Odysseus is the third named version of Guara Cloud. If Achilles was about growing up and Hector was about seeing itself, Odysseus is about navigating, through time, through space, and across the borders of your own architecture.
This release leans into three threads: giving the platform the ability to act on your behalf over time, making every leg of a request visible (even the ones that leave for the open internet), and tearing down the wall between your private images and the platform. The result is a platform that does more for you while you sleep, tells the whole story when something goes sideways, and welcomes your containers regardless of where they live.
Scheduled jobs, without keeping a worker around
Fire HTTP, NATS, Redis, RabbitMQ, or Postgres on any minute.
The platform now handles scheduling and dispatch, so you no longer need a container running just
to wait for the right time. Pick a destination from your project’s services, write a payload using
placeholders like {{ run_at }}, {{ worker_id }}, and {{ run_id }}, and we deliver on time
with automatic retries, timeout control, and a full run history. Watch every run, trigger one
manually whenever you need to, and see your cron workers right alongside your other services on
the project map. Every run carries trace context, so a failure becomes a needle that’s easy to
find.
Traces that see the whole request
Every service involved, plus the internet and external destinations.
When a request flows through your backend, hits your Postgres, warms your Redis, and fires an event on NATS, the trace now shows each leg of the trip as its own lane, with a readable name and per-service timings. Calls to the internet and to external destinations (Stripe, OpenAI, S3, any host outside your project) show up as their own nodes on the trace’s mini service map, one for the internet and one per external host. Click a lane to filter the waterfall to that service, or jump straight to the destination service’s detail page. The trace list also gained a chip showing how many services participated in each request.
Always-on CPU profiling
See where your app is spending its time, without touching your code.
Every service now has a Profiling tab with an interactive flamegraph, no agent to install, no dependency to import, no rebuild.

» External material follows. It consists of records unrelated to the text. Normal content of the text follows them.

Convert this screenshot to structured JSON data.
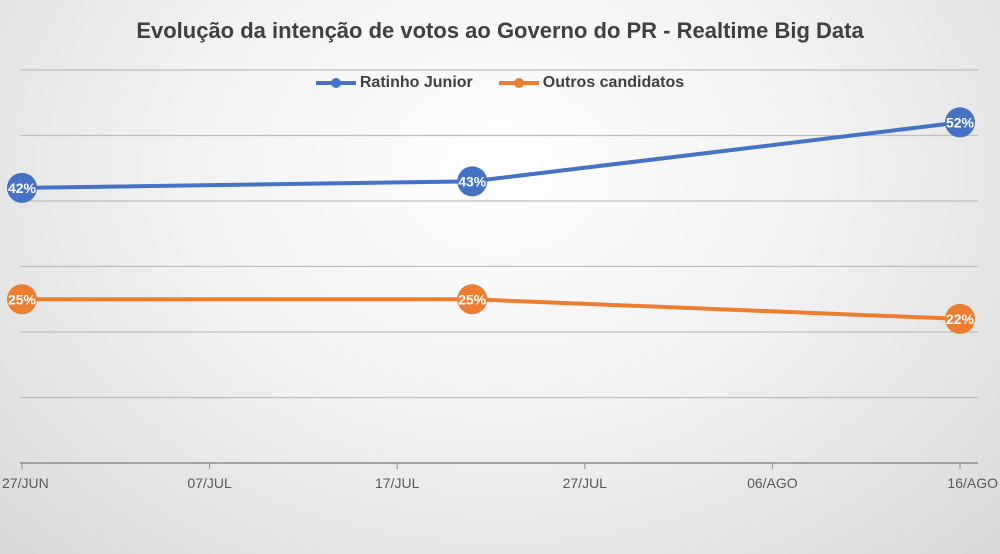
{
  "chart_data": {
    "type": "line",
    "title": "Evolução da intenção de votos ao Governo do PR - Realtime Big Data",
    "x_ticks": [
      "27/JUN",
      "07/JUL",
      "17/JUL",
      "27/JUL",
      "06/AGO",
      "16/AGO"
    ],
    "x": [
      "27/JUN",
      "21/JUL",
      "16/AGO"
    ],
    "ylim": [
      0,
      60
    ],
    "y_gridlines": [
      10,
      20,
      30,
      40,
      50,
      60
    ],
    "grid": true,
    "legend_position": "top",
    "series": [
      {
        "name": "Ratinho Junior",
        "color": "#4472C4",
        "values": [
          42,
          43,
          52
        ],
        "labels": [
          "42%",
          "43%",
          "52%"
        ]
      },
      {
        "name": "Outros candidatos",
        "color": "#ED7D31",
        "values": [
          25,
          25,
          22
        ],
        "labels": [
          "25%",
          "25%",
          "22%"
        ]
      }
    ]
  }
}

Automatic support for Node.js, Java, Go, Ruby, and Rust. There’s a dedicated Profiling Explorer under Operations for longer investigations, and every trace span gets a Profiling tab filtered exactly to that span’s time window, perfect for going from “this request was slow” to “this loop was burning 40% of CPU” in a few clicks. Retention respects your plan, and the flamegraph lives inside the same visual identity as the rest of the dashboard.
Deploy straight from your private registry
Docker Hub, GHCR, Quay, GitLab, Harbor, or any compliant registry.
Bring up services from images in private external registries without an intermediate pipeline.
Drop the registry URL, username, and token into the service wizard (or the Settings tab later) and
we handle authentication on every pull. A Test connection button validates your credentials
before save, with clear messages when something’s off, expired certificate, wrong host, token
without read access. If you’d rather, save without verifying, the action is recorded in your audit
trail. Public images on build_method='image' keep working without any credentials.
An audit trail that tells you what really happened
Filter by success and failure, and rest easy about sensitive data.
Your audit trail now shows the outcome of each action (success or failure) and lets you filter by it, perfect for hunting failed logins, configuration changes that didn’t go through, or actions blocked by permissions. In parallel, we hardened the layer that records these events so tokens, passwords, and API keys are stripped before they ever land in a log, regardless of casing (camelCase, kebab-case, or snake_case). You see what happened, without ever seeing what you shouldn’t.
And across the platform
-
Plan changes (upgrade or downgrade) propagate immediately to retention limits and quotas, no relogin needed.
-
Trace detail page with mini service map, per-service lanes, and a shortcut to the destination service’s page.
-
The log viewer inherits the time range when you open it from a correlation card, no need to re-pick.
-
Clearer error messages on metrics, traces, and profiling, no internal details leaking through to the screen.
-
Trace waterfall lane toggles now have screen-reader labels and adequately sized tap targets on mobile.
-
Bilingual docs (pt-br + en) updated to cover cron workers, multi-service traces, continuous profiling, and external registries.
-
Standardised error codes across every new surface, paired with short, actionable toasts.
-
A quiet round of reliability improvements across the platform’s background services, firmer high-availability behaviour, fewer overlapping internal tasks, and audit trails for the moments something genuinely jams.
And more, a handful of small touches across the dashboard, quieter messages, tighter copy, and a fleet of improvements we’d rather ship than narrate.